Exposure to Loud Noise During a Work Shift Can Harm Your Hearing

Exposure to Loud Noise During a Work Shift Can Harm Your Hearing

When you are at work, your employer is responsible for ensuring your safety. While you contribute to the collective project of the business, you need to know that you are not sacrificing your health or wellbeing in the process. Of course, some jobs are very risky, demanding workers to perform tasks that might lead to injury or harm. These jobs tend to have the strictest regulations about proper safety protocols, minimizing the risk as much as possible. 

In the United States, the Occupational Safety and Health Administration (OSHA) is the government agency tasked with ensuring workplace protections such as these. This group establishes guidelines and regulations for workplace safety, and they are also responsible for enforcing these regulations. Many large businesses, industrial sites, and factories have employees whose role in the corporation is to make sure that OSHA regulations are being followed. These safety specialists know what rules need to be followed and keep track of employee adherence to these laws. 

Many of the workplace risks that come to mind might have to do with the risk of falling from a high station, accidents involving vehicles, and injuries involving heavy equipment and machinery. In addition to these risks, the workplace can also pose a risk to your hearing. When entering a job site, some workplaces are immediately evident as dangerously loud places of business. You might feel the need to cup your ears if you were to walk into some factories or industrial facilities without hearing protection. However, these obviously loud places are not alone in posing a risk to your hearing at work. When you endure relatively quieter sounds for an extended period of time, such as a full working shift of 8 hours, you can also incur hearing damage. Let’s take a moment to consider how exposure to loud noise during a work shift can harm your hearing. 

Volume and Duration

The key to understanding the risk of hearing damage due to noise exposure is to see the balance of volume and duration of exposure. If you heard a loud blast, such as an explosion or a car accident, that sound might be enough to damage your hearing in an instant. The high volume of sound would create enough pressure to damage the tiny hairlike organelles of the inner ear called stereocilia. However, loud blasts of sound are not the only risks to your hearing. As a general guideline, you can endure 85 decibels of sound for 8 hours without incurring hearing damage. As sound gets 3 decibels louder, that time of exposure before you cross the threshold of safety shrinks by half. For example. If you heard sound at 88 decibels for more than 4 hours, you would have a risk of hearing damage, and only 2 hours of sound at 91 decibels would be sufficient to harm your hearing. With this principle in mind, it is easy to calculate your risk of hearing damage at work. All you need to do is take an accurate measure of the volume of sound you experience at work and then compare that with the duration of time you spend in that location. 

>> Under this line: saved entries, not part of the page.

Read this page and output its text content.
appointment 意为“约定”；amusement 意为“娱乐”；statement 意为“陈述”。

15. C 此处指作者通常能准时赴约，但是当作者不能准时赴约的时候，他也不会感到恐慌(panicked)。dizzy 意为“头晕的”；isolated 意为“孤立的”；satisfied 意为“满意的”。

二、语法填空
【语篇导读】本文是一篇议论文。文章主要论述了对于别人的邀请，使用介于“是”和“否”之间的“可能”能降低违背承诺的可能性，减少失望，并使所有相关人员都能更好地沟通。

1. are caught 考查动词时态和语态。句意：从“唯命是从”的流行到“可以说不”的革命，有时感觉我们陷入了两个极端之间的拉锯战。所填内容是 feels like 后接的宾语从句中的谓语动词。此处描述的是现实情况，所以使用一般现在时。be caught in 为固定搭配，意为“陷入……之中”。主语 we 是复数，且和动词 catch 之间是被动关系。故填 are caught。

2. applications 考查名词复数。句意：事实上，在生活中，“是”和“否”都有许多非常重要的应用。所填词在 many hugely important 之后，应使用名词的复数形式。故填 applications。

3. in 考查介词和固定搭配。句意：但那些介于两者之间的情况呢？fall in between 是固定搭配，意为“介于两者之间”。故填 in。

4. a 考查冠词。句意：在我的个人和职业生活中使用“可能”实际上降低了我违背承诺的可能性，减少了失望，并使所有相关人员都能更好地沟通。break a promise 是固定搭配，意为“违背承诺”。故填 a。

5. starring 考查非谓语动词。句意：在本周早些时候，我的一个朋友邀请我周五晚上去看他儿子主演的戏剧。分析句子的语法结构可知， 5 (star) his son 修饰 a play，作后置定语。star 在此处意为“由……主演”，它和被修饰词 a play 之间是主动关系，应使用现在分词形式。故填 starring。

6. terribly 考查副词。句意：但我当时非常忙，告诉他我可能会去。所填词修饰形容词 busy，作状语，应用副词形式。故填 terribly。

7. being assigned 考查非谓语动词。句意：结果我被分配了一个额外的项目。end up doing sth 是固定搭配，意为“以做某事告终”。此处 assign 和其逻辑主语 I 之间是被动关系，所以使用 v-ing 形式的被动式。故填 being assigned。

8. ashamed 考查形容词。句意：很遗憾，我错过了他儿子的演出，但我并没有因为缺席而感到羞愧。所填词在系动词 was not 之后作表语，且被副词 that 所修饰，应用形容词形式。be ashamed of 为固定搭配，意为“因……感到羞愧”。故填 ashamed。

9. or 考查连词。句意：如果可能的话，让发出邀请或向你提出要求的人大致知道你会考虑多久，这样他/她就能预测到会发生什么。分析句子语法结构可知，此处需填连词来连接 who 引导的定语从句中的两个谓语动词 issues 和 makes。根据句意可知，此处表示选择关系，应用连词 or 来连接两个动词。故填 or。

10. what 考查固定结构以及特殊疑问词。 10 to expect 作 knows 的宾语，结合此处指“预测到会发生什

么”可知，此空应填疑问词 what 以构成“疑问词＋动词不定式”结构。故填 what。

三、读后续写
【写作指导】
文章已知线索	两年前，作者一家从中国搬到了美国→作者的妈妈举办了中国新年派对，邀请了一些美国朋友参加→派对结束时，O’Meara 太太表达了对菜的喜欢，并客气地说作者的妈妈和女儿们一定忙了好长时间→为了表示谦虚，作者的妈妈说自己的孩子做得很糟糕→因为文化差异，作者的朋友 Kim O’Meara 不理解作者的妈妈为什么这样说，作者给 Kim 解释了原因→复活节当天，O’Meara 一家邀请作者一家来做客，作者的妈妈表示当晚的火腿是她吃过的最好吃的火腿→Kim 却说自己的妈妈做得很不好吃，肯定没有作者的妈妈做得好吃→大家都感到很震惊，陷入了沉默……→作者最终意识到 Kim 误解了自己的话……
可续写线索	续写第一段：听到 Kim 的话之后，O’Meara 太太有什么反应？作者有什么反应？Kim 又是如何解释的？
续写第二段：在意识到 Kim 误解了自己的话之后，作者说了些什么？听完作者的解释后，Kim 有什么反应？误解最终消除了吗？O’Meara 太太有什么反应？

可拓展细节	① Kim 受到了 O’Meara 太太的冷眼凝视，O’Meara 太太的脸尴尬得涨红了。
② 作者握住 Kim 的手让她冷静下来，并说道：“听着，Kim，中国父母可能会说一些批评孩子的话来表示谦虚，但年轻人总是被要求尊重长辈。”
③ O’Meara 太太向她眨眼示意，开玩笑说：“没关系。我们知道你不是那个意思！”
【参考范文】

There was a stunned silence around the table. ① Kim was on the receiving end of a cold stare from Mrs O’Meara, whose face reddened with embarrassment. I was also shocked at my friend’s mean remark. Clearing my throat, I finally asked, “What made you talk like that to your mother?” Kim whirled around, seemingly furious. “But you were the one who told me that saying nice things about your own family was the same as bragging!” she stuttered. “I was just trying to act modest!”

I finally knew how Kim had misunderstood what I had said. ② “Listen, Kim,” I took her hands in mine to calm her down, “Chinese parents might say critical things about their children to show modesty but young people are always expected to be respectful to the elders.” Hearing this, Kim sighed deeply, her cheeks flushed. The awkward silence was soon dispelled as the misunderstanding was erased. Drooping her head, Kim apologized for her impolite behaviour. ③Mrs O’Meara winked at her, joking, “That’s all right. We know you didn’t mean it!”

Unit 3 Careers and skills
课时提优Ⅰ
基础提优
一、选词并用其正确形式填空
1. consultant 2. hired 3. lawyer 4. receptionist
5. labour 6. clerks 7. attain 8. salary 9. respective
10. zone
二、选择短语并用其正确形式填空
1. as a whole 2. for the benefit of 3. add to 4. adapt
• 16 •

Calculating Your Workplace Risk

As we know, OSHA mandates that employers protect their employees from hearing damage at work. However, you are wise to make sure that the right protocols are in place, taking responsibility for your own hearing. You can download an app on your smartphone that measures the decibel level of your workplace. Be sure to take a few measurements capturing the range of workstations you inhabit during a given task. With this average number in hand, you can calculate how long you can stay in that location. If you tend to work in different workstations, take a reading of these various places to determine how long you can stay in any one task. If you are assigned to a full working shift in a location that is too loud, it’s time to talk to your supervisor about delegating different tasks in the work day or wearing hearing protection that will lower the effective level of sound you are experiencing. With these protections in mind, you can find a balance of noise and time that maintains healthy hearing in the future.